Teaching Tradition

Dance Studio Life Magazine, Volume 20, Issue 6, August 2015, p.68.

I love the shared aliveness of the field of dance - the kinetic way we pass our knowledge down person to person, class by class. Articulating through body and voice all that we understand and feel.  I get excited to know that the generation of students I am teaching are absorbing the information I gleaned from time with my teachers.  The dance family tree is rooted in the oral tradition – which is defined as information that is passed down through direct interactions between teachers and students.

I recognize that my body of dance knowledge is the result of hundreds of unwritten lessons from teachers whose paths I crossed.  Recently, I had a realization of a specific point I was sharing with students in a modern technique class.  The lesson I was sharing was clearly a synthesis of two significant teachers in my training.   

My first modern teacher, Bill Evans stated: “If everything is important than nothing is important.”  It was a message I received loud and clear in a choreography class and was quickly able to translate, under his eyes, to elements of performance. I still try to employ that profound lesson in real life – prioritizing family, work, creative projects, and necessary rest.  

Mary Cochran, my modern teacher in graduate school, shared the term “graining.”  She explained that she learned this concept during her time working with Alwin Nickolais.  My understanding of graining is to purposely soften the body, breath, and focus before a strong movement with emphasis or accent.  The softening before the strong action makes the accent that much more important.  A lightbulb moment!  Mary Cochran’s term “graining” was the physicalized concept of what Bill Evans was talking about.  To purposely soften before an accented movement actualized the concept that there must be variations in importance within a choreographic phrase.  

Graining was a concept we simply experimented with in technique class – it was not a term tested in a written quiz or a definition to be memorized.  Mary simply shared what she knew and we were able to make the connection in our own way.  This concept of graining brings great individuality to life as dancers experiment different ways to shade a classroom combination.  Showcasing the individualized interpretations allows for different ideas to be appreciated. 
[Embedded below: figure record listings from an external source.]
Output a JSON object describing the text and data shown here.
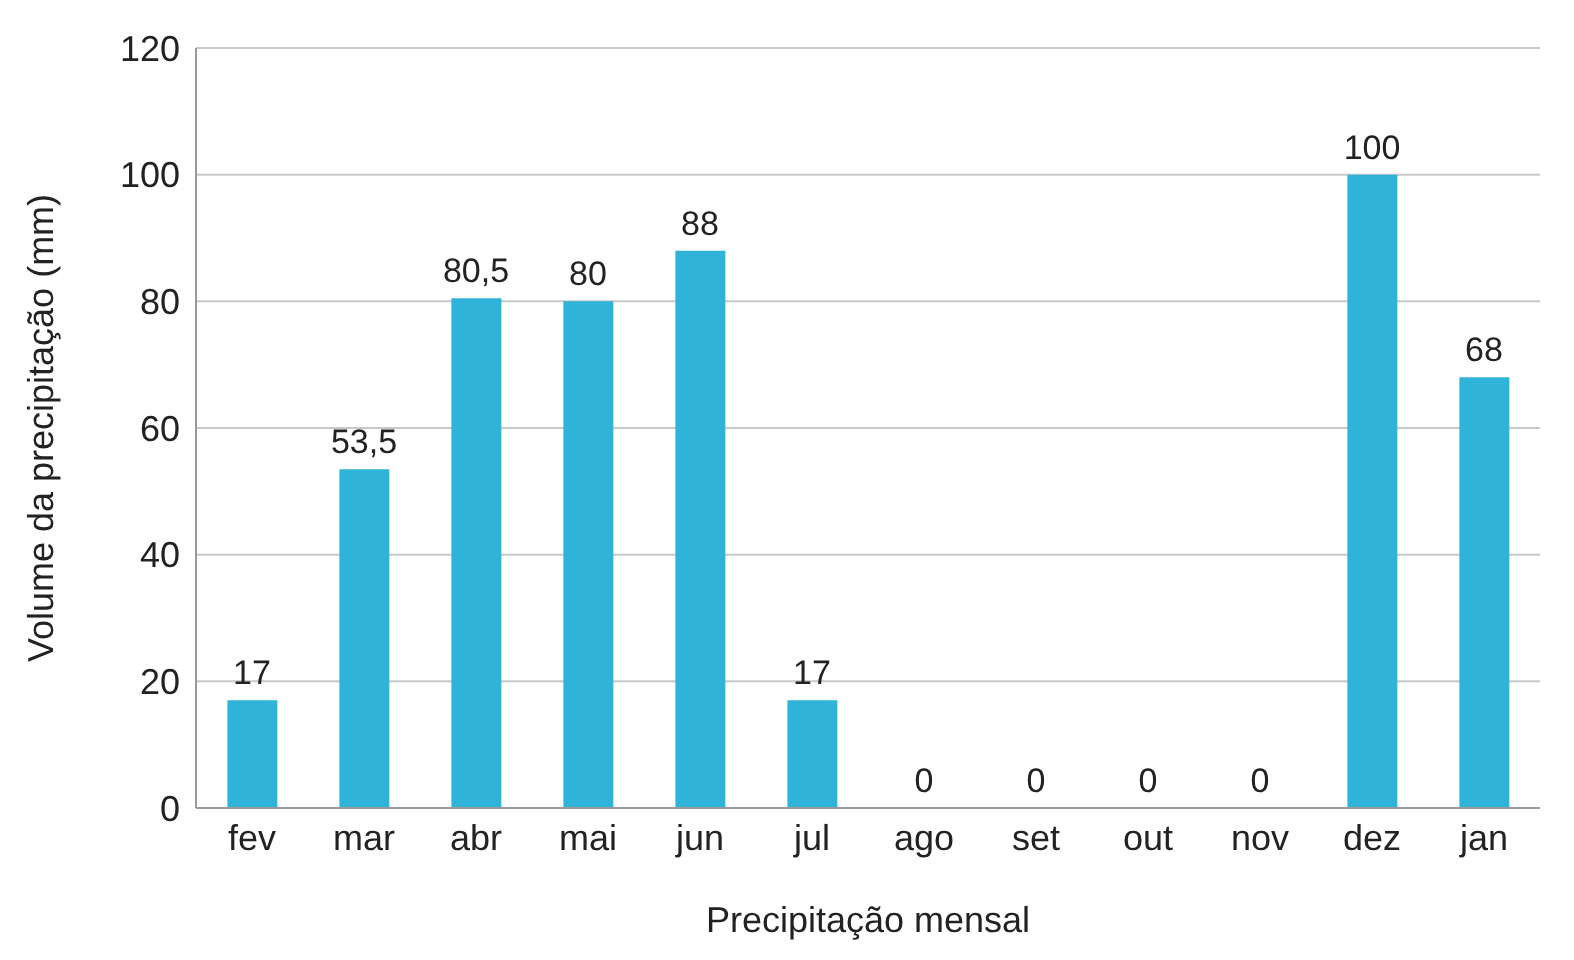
{
  "chart_data": {
    "type": "bar",
    "xlabel": "Precipitação mensal",
    "ylabel": "Volume da precipitação (mm)",
    "categories": [
      "fev",
      "mar",
      "abr",
      "mai",
      "jun",
      "jul",
      "ago",
      "set",
      "out",
      "nov",
      "dez",
      "jan"
    ],
    "values": [
      17,
      53.5,
      80.5,
      80,
      88,
      17,
      0,
      0,
      0,
      0,
      100,
      68
    ],
    "value_labels": [
      "17",
      "53,5",
      "80,5",
      "80",
      "88",
      "17",
      "0",
      "0",
      "0",
      "0",
      "100",
      "68"
    ],
    "color": "#2fb3d9",
    "ylim": [
      0,
      120
    ],
    "yticks": [
      0,
      20,
      40,
      60,
      80,
      100,
      120
    ],
    "grid": "y"
  }
}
I am confident other dancers in classes with Bill Evans and Mary Cochran made other significant personal discoveries that they share with their students.  That is the beauty!  Although other dancers shared the same time and space, I was ready to pick-up on that particular thread.  I now extend that braid of personal understanding to my students and it ties us together in a way.  I always like to state who I learned a concept from with my students.  I feel like it highlights the real-life process of handing ideas down with your own brand of understanding.  

Just as the roots of a tree twist and knot, so do the threads of knowledge passed down dancer to dancer.  I am energized by the sharing of ideas and deeply believe in the power of the individual learning process within the fertile soil of our oral tradition.